Should we, as the other 15 points propose, create jobs, build America's infrastructure, support public education, extend Medicare to everyone, raise taxes on top incomes, refinance social security, take down Wall Street, make it easy to join a union, set a living minimum wage, upgrade to 10-10-10, put an end to the prison state, pass a national abortion law, let people vote, suffer the refugee children, and save the earth? Of course, we should.
But if you're willing to end the prison state (and as the text expands on that, to end the militarization of local police) then you are willing to make significant change, and you are aware of the problem of militarization. So how does that little item that takes up 54% of the budget go AWOL from all of these projects?

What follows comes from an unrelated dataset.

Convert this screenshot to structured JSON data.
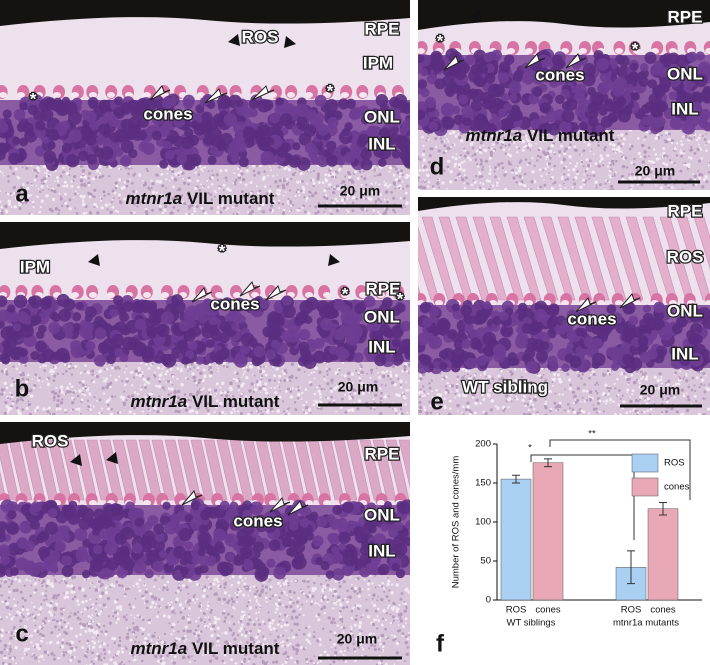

If U.S. military spending were merely returned to 2001 levels, the savings of $213 billion per year could fund education, a new justice system, aid for refugees, an open and fair and verifiable election system, and the saving of the earth -- with a good bit of change left over.
Whence the nearly unanimous decision to avoid the topic? The Institute for Policy Studies, which published this book, does not ignore the topic elsewhere. Why does it not manage to infiltrate these progressive platforms? Perhaps peace is just not progressive.